Confessions of an Easy-Does-It Gardener

Jan Hall learns to let her garden go with nature's flow.

| February/March 2009

  • Jan Hall makes the most of shade and stone throughout her garden. Shade-tolerant ligularia, hostas, violets and feverfew (shown) are favorites.
    Pat Crocker
  • Seashells and stone are not only lovely accents, but also useful vessels that hold water for birds, butterflies and other wildlife.
    Pat Crocker
  • The stone trough, shown, is the focal point of a sunny bed of lamb's ears, astilbe and pinks.
    Pat Crocker
  • Volunteer feverfew and violas hug the rock table between the Halls' garden chairs. Easy techniques give the couple time to relax and enjoy the view.
    Pat Crocker
  • Herbs and stone intermingle throughout the garden. Creeping thyme softens a flagstone pathway.
    Jan Hall
  • Herbs and stone intermingle throughout the garden. Feverfew, thyme and potted culinary herbs flank the kitchen door.
    Jan Hall
  • Herbs and stone intermingle throughout the garden. Compost is ready to do its job behind the scenes, enclosed by a stacked stone wall.
    Pat Crocker

• Tips from an Easy-Does-It Gardener 

Jan Hall had a clear vision of her East Coast garden long before she ever set eyes on the house and land at Blackberry Farm in Bristol County, Massachusetts. She and her husband, Toby, knew they wanted a place with land after he left the Navy. “We lived in Washington, D.C., and I subscribed to an organic gardening magazine,” Jan says. During lunch breaks at her job in the admissions office of George Washington University, Jan would read and take notes, using a card file system, to prepare for their anticipated move.

In 1972, motivated to grow as much of their own food as possible, the Halls bought three acres tucked along a tree-lined street in South Dartmouth, Massachusetts, a short mile or two from Buzzards Bay and the Atlantic Ocean. But apart from the tangle of blackberries, no other plantings foreshadowed the 24 beds of vegetables, herbs and flowers that now flow effortlessly around their restored 1847 Greek Revival farmhouse.

Built to Last

Tackling the area behind the house first, the Halls cleared the land of a garbage pit and old barn foundations. They rebuilt many of the dry-stone walls along the perimeter of their land, separating it from the open, still-worked farm field behind it. That first summer, Jan recalls, “we created a vegetable garden and small herb garden. Many of the plants were given to me by my mother and great aunt, who was an early member of the Herb Society of America.”
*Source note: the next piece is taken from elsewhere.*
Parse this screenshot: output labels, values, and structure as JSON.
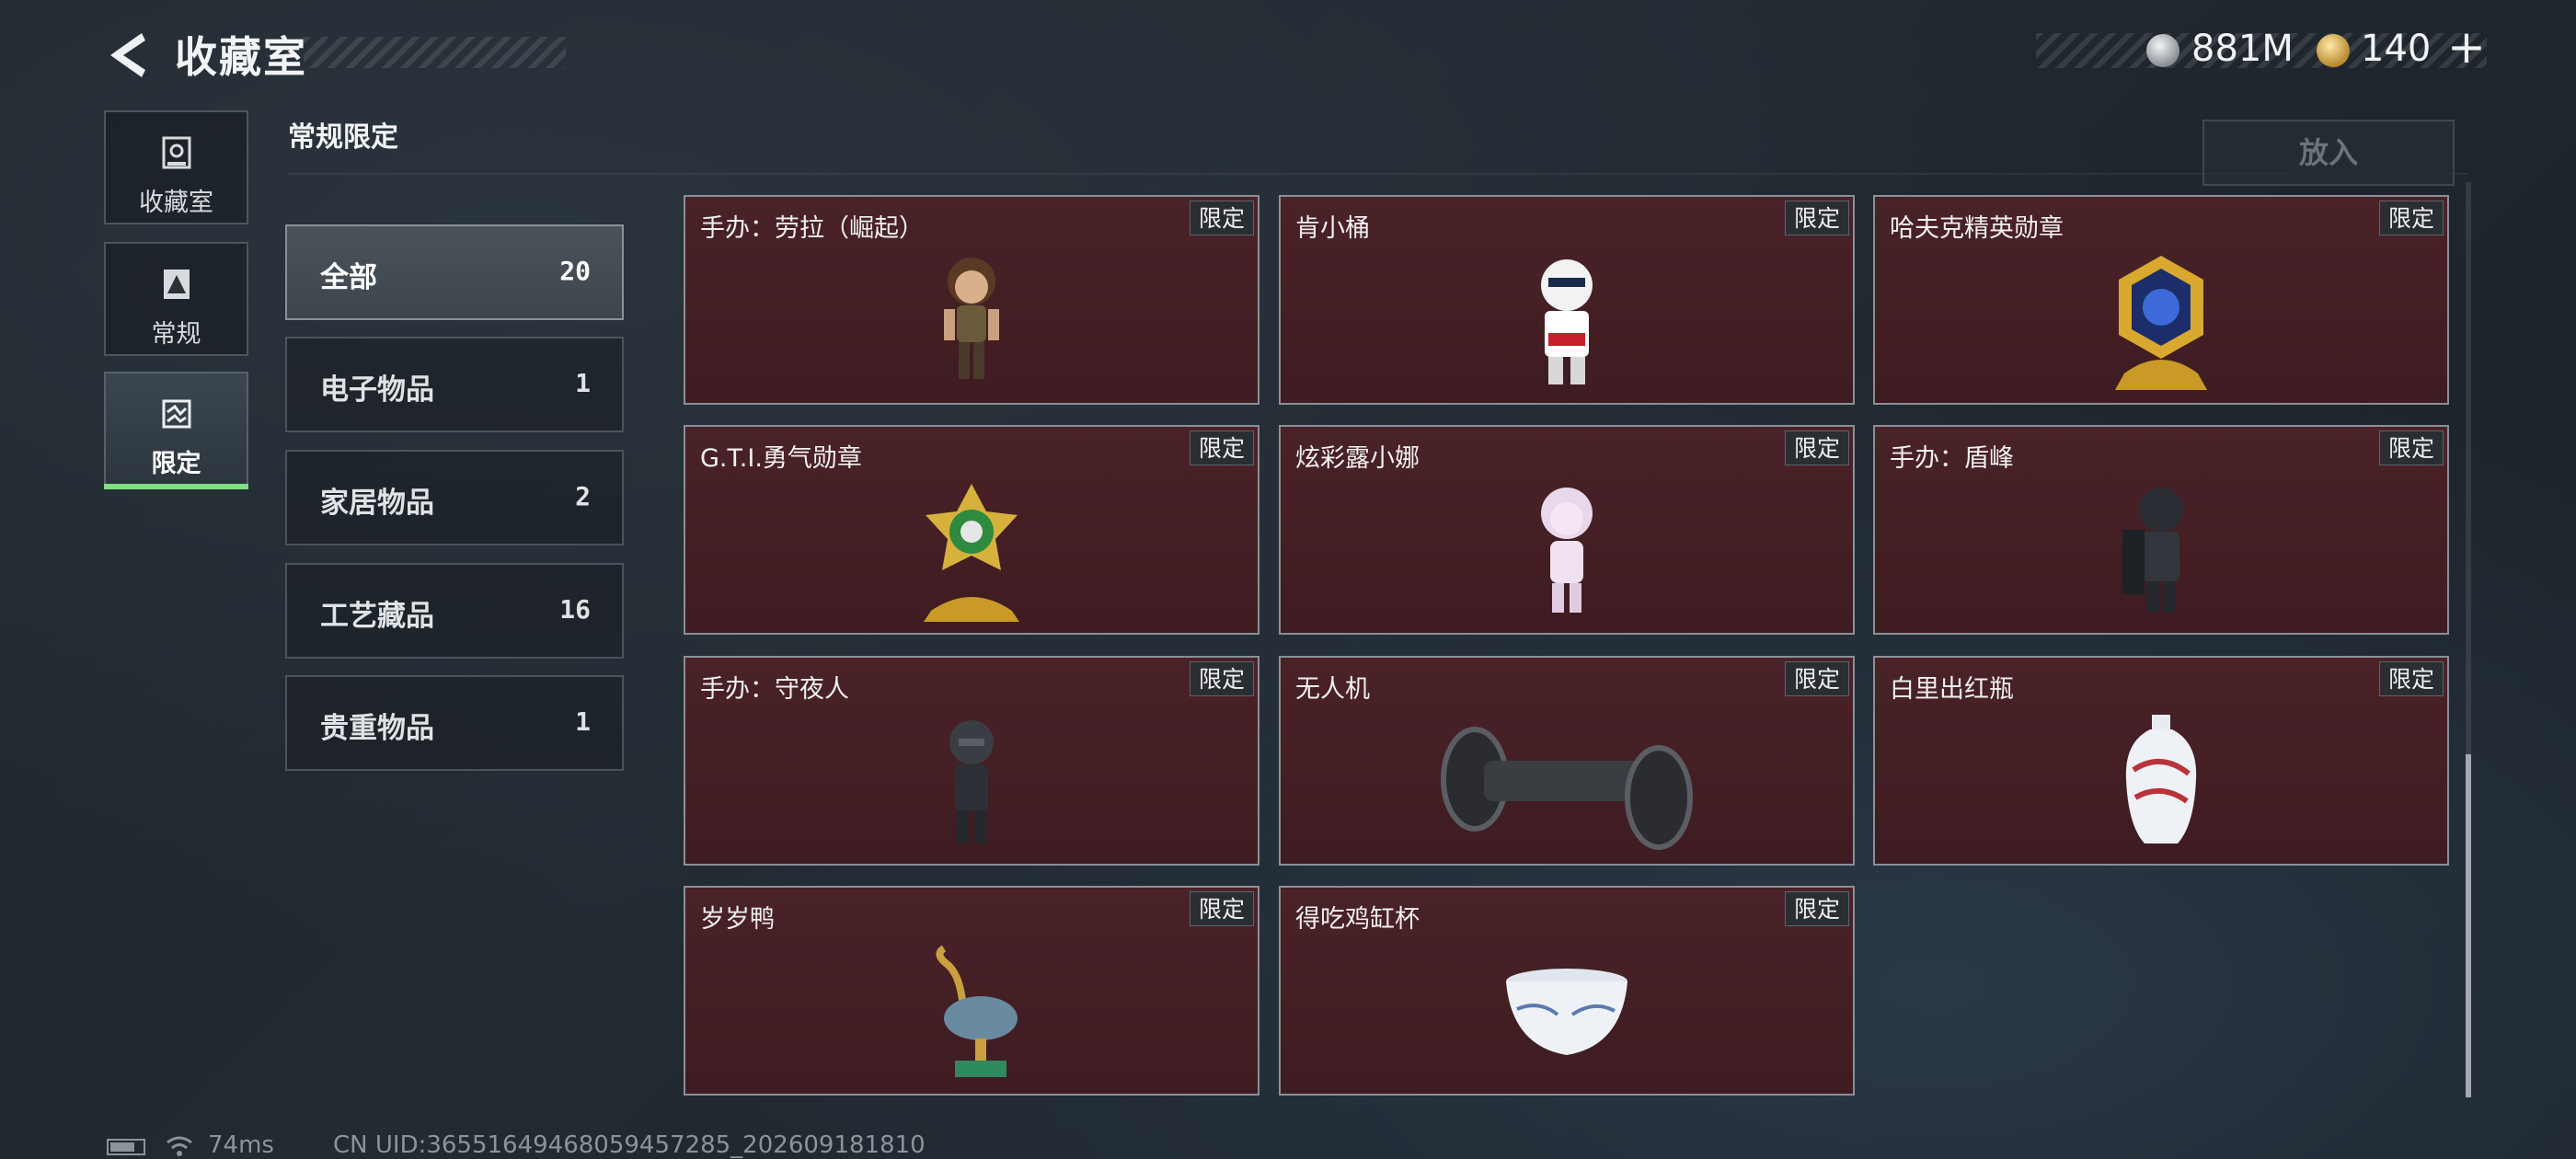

Later, they added a second vegetable garden, grape arbor and blueberries to the side of the house. The Hall gardens are a pleasing mix of conscious design and free-form, natural growth. “I like to design the shapes of the garden areas first, then gradually find the plants to fill them,” Jan says. Over time, however, nature takes its own course, and Jan goes with the flow. Several areas that now contain herbs and flowers once were strawberry beds. When the Halls moved the strawberry plants to a new location to boost their production, “other plants took over the old bed and reshaped it with their own growth patterns.” Some once-separate garden beds have grown together as the plantings expanded.
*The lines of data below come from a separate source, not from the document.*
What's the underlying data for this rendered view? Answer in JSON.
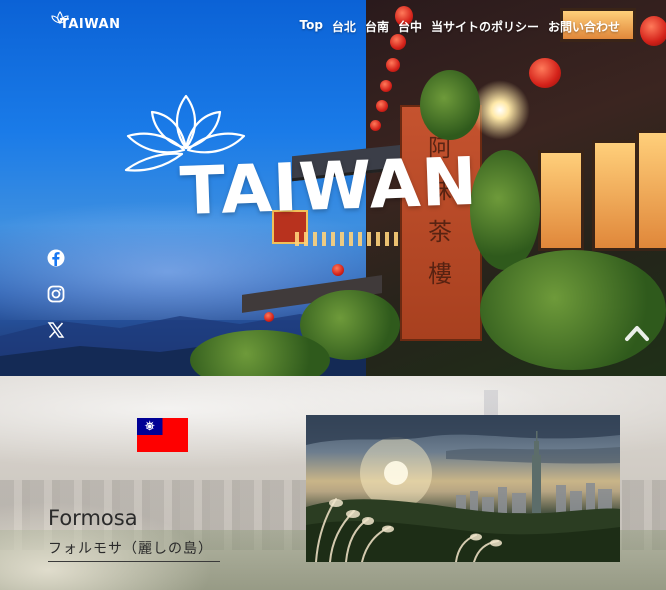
{
  "header": {
    "logo_text": "TAIWAN",
    "nav": [
      {
        "label": "Top"
      },
      {
        "label": "台北"
      },
      {
        "label": "台南"
      },
      {
        "label": "台中"
      },
      {
        "label": "当サイトのポリシー"
      },
      {
        "label": "お問い合わせ"
      }
    ]
  },
  "hero": {
    "title": "TAIWAN",
    "banner_text": "阿妹茶樓"
  },
  "social": [
    {
      "icon": "facebook-icon",
      "color": "#ffffff"
    },
    {
      "icon": "instagram-icon",
      "color": "#ffffff"
    },
    {
      "icon": "x-icon",
      "color": "#ffffff"
    }
  ],
  "formosa": {
    "title": "Formosa",
    "subtitle": "フォルモサ（麗しの島）"
  },
  "colors": {
    "sky": "#1a7be8",
    "flag_red": "#fe0000",
    "flag_blue": "#000095",
    "text_dark": "#2b2b2b"
  }
}
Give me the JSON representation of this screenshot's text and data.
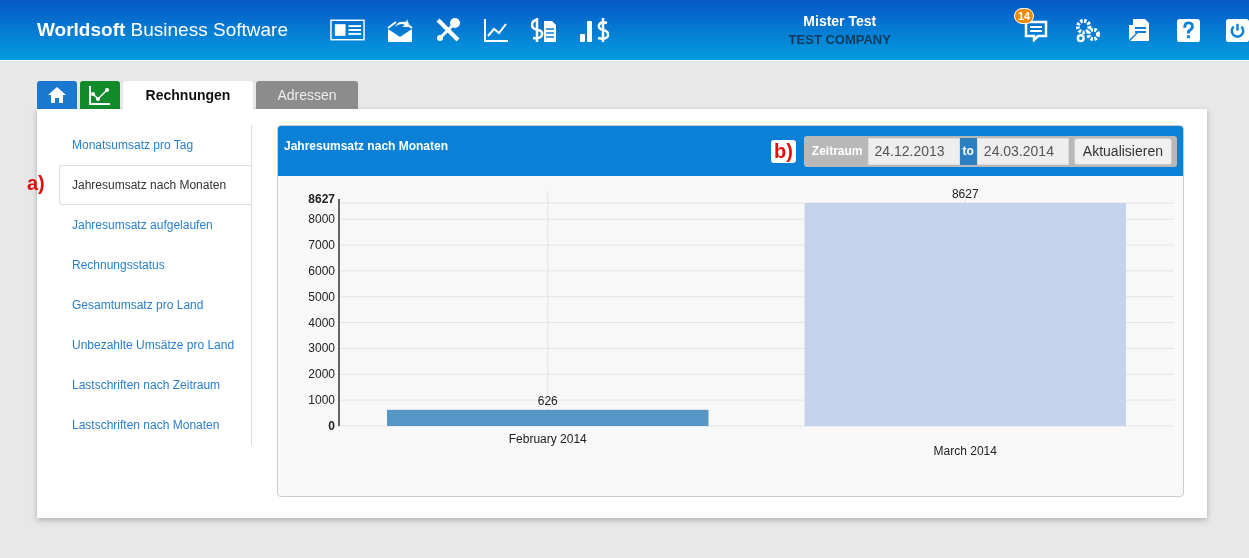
{
  "header": {
    "brand_bold": "Worldsoft",
    "brand_rest": "Business Software",
    "user_name": "Mister Test",
    "company": "TEST COMPANY",
    "message_count": "14"
  },
  "tabs": [
    {
      "kind": "home",
      "selected": false
    },
    {
      "kind": "chart",
      "selected": false
    },
    {
      "kind": "text",
      "label": "Rechnungen",
      "selected": true
    },
    {
      "kind": "text",
      "label": "Adressen",
      "selected": false
    }
  ],
  "sidebar": {
    "items": [
      {
        "label": "Monatsumsatz pro Tag",
        "selected": false
      },
      {
        "label": "Jahresumsatz nach Monaten",
        "selected": true,
        "marker": "a)"
      },
      {
        "label": "Jahresumsatz aufgelaufen",
        "selected": false
      },
      {
        "label": "Rechnungsstatus",
        "selected": false
      },
      {
        "label": "Gesamtumsatz pro Land",
        "selected": false
      },
      {
        "label": "Unbezahlte Umsätze pro Land",
        "selected": false
      },
      {
        "label": "Lastschriften nach Zeitraum",
        "selected": false
      },
      {
        "label": "Lastschriften nach Monaten",
        "selected": false
      }
    ]
  },
  "panel": {
    "title": "Jahresumsatz nach Monaten",
    "marker": "b)",
    "range_label": "Zeitraum",
    "from": "24.12.2013",
    "to_label": "to",
    "to": "24.03.2014",
    "button": "Aktualisieren",
    "chart_data": {
      "type": "bar",
      "categories": [
        "February 2014",
        "March 2014"
      ],
      "series": [
        {
          "color": "#5596c6",
          "values": [
            626,
            null
          ]
        },
        {
          "color": "#c3d4ec",
          "values": [
            null,
            8627
          ]
        }
      ],
      "ylim": [
        0,
        8627
      ],
      "yticks": [
        0,
        1000,
        2000,
        3000,
        4000,
        5000,
        6000,
        7000,
        8000,
        8627
      ],
      "data_labels": true,
      "grid": true
    }
  }
}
The evergreen and deciduous trees that enclose the garden oasis look as though they’ve always been here, although the Halls planted many of them. “The trees we planted came either from the woods around us—mostly cedar and white pine—or from friends and family, who contributed hemlock, holly, tulip tree, dogwood, rhododendrons and several kinds of boxwood, including an English variety from my great aunt,” Jan says.